Associated Press
Chicago police lead a demonstrator from Grant Park during demonstrations that disrupted the Democratic National Convention in August 1968.
The Democratic National Convention of August 1968 was the coup de grâce in the Democrats’ hapless attempts to keep Richard Nixon from winning the November election. When Democrats again meet in Chicago this August, what will it take for Joe Biden to prevent a variation on the theme? The answer begins and ends with Gaza.
I lived through these events as a young journalist. In case you didn’t, here’s a recap.
On March 12, 1968, Sen. Eugene McCarthy, as a peace candidate, nearly defeated President Lyndon Johnson in the New Hampshire primary. On March 16, seeing Johnson’s vulnerability, Bobby Kennedy entered the race as a second anti-war candidate and one with special appeal to African Americans. On March 31, Lyndon Johnson announced he would not seek re-election.
But Kennedy, who became the front-runner, was assassinated after winning the California primary in June. That left Vice President Hubert Humphrey as the likely nominee. However, Humphrey could not bring himself to make a decisive break with Johnson’s war policy. So Democrats were badly divided going into their convention.
What happened next turned division into fiasco. Tens of thousands of anti-war demonstrators, the vast majority planning a peaceful protest, came to Chicago. But as New Left leader Tom Hayden later acknowledged, the smaller group of radicals deliberately provoked the Chicago police into a violent response.
And the police did not disappoint. The ensuing brutalization was later described in the official Walker Commission report as a “police riot.” The mayhem at Grant Park and on Michigan Avenue in downtown Chicago was echoed inside the hall.
Connecticut Sen. Abraham Ribicoff, far from a radical, nominated George McGovern (as a pure protest—McGovern wasn’t running), famously declaring, “With George McGovern as president, we wouldn’t have Gestapo tactics in the streets of Chicago.” Mayor Richard J. Daley, sitting in the hall, responded with a stream of epithets. He later claimed he called Ribicoff a “faker.” Lip readers read Daley’s words as “You fucking kike!”

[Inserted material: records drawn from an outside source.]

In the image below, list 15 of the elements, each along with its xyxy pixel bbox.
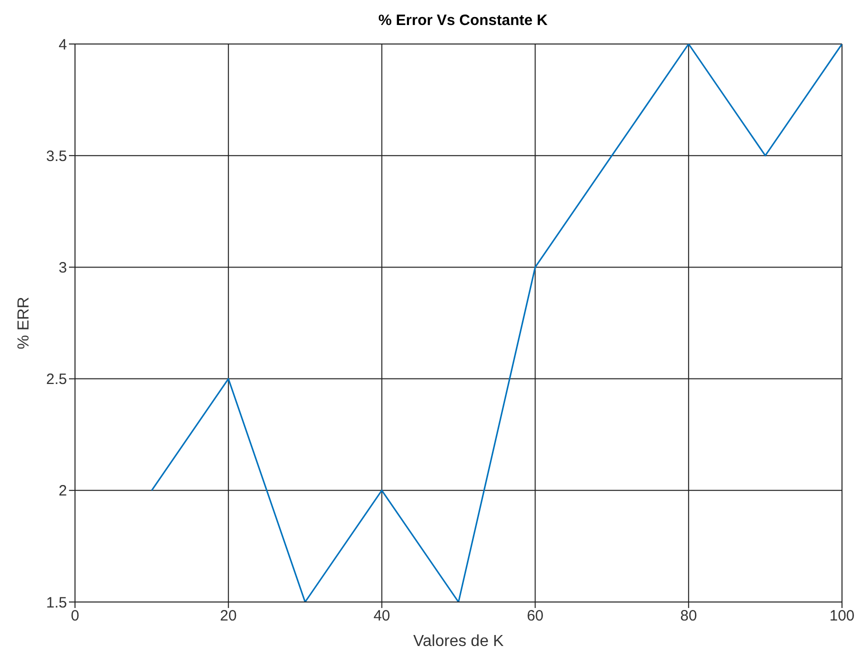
y-tick-label: 4	[58, 36, 67, 54]
x-tick-label: 0	[70, 608, 80, 625]
y-tick-label: 2.5	[46, 371, 67, 388]
x-axis-title: Valores de K	[413, 633, 504, 650]
y-tick-label: 1.5	[46, 594, 67, 612]
chart-title: % Error Vs Constante K	[377, 11, 549, 31]
x-tick-label: 20	[220, 608, 237, 625]
x-tick-label: 60	[526, 608, 544, 625]
y-axis-title: % ERR	[16, 296, 33, 350]
y-tick-label: 3.5	[46, 148, 67, 165]
x-tick-label: 100	[829, 608, 855, 625]
y-tick-label: 2	[58, 482, 67, 500]
x-tick-label: 80	[680, 608, 697, 625]
x-tick-label: 40	[373, 608, 390, 625]
y-tick-label: 3	[58, 260, 67, 277]
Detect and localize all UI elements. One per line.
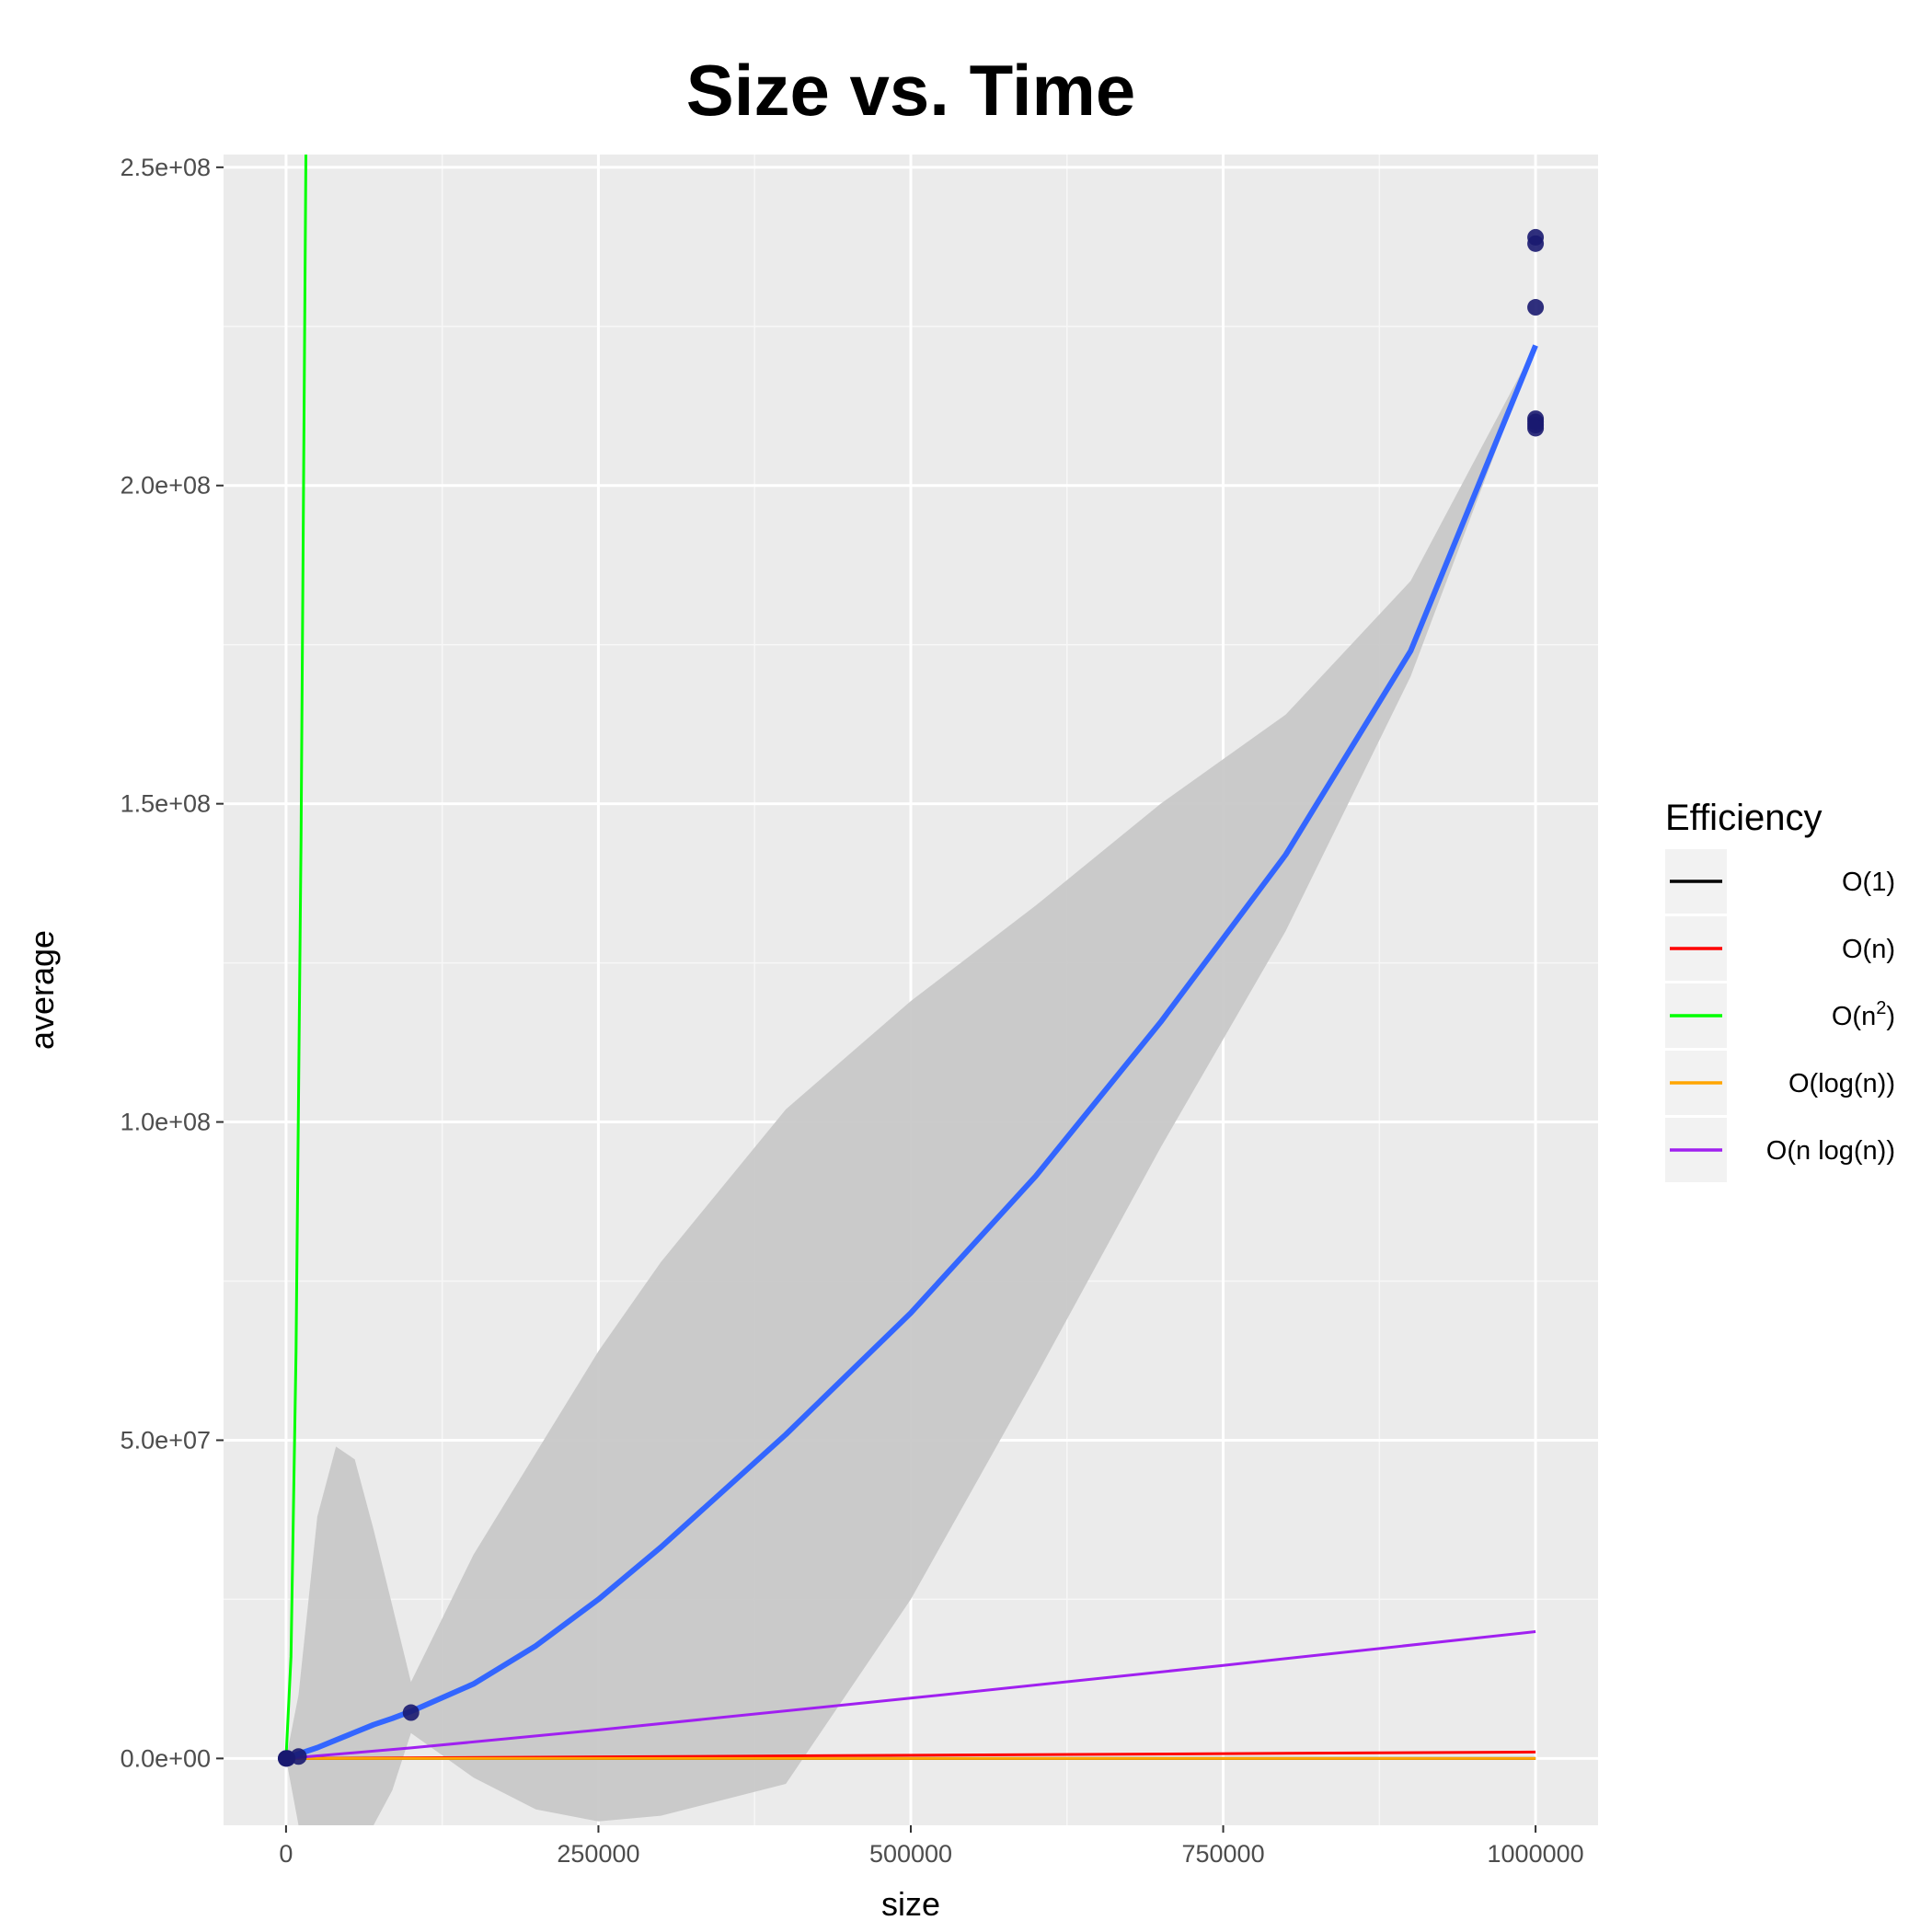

Though Humphrey belatedly embraced more of an anti-war position, it was too late.
Joe Biden begins with one big advantage. He will have a far more unified party inside the convention hall. But in the streets, there is likely to be the same dynamic of mostly peaceful demonstrators on Israel-Palestine, as well as a fringe bent on provoking violence. Mayor Daley, mercifully, is long gone; and the current mayor, Brandon Johnson, a progressive, will do everything he can to avert another police riot.
But to minimize the risks of another Chicago fiasco and damp down the risk of violent protests that associate his administration with chaos, Biden will need to move the Israel-Palestine mess to an entirely different phase. There needs to be no more bait and switch by Bibi Netanyahu, who one day says he will seriously negotiate a cease-fire and hostage deal and the next insists that he will invade Rafah.
Biden needs to resolve that he is done being played for a fool. Even if Biden does succeed in ending the Gaza war, beginning the process of a regional settlement, and even forcing the ouster of Netanyahu, the intoxication of student protest has taken on a life of its own. Pro-Palestinian protesters have added new demands, such as divestment, which were not part of the original protests.
Like Hayden in 1968, radicals are using liberals. Most critics of the Gaza war are not antisemites and most demonstrators are not resorting to violence. But the school year will soon be over, and the Chicago convention is the next logical target. Even if Biden does everything right, it will not be enough for the radicals, but the road to a relatively peaceful Chicago begins with a reversal of U.S. Israel policy and major steps toward peace in the Middle East.
The odds of drawing to an inside straight are about 1 in 12. Unless Biden drastically changes his strategy on constraining Netanyahu, those are about the odds of averting a Chicago debacle. Unlike poker players, Biden has some influence over what’s in the cards. It’s past time for him to use it.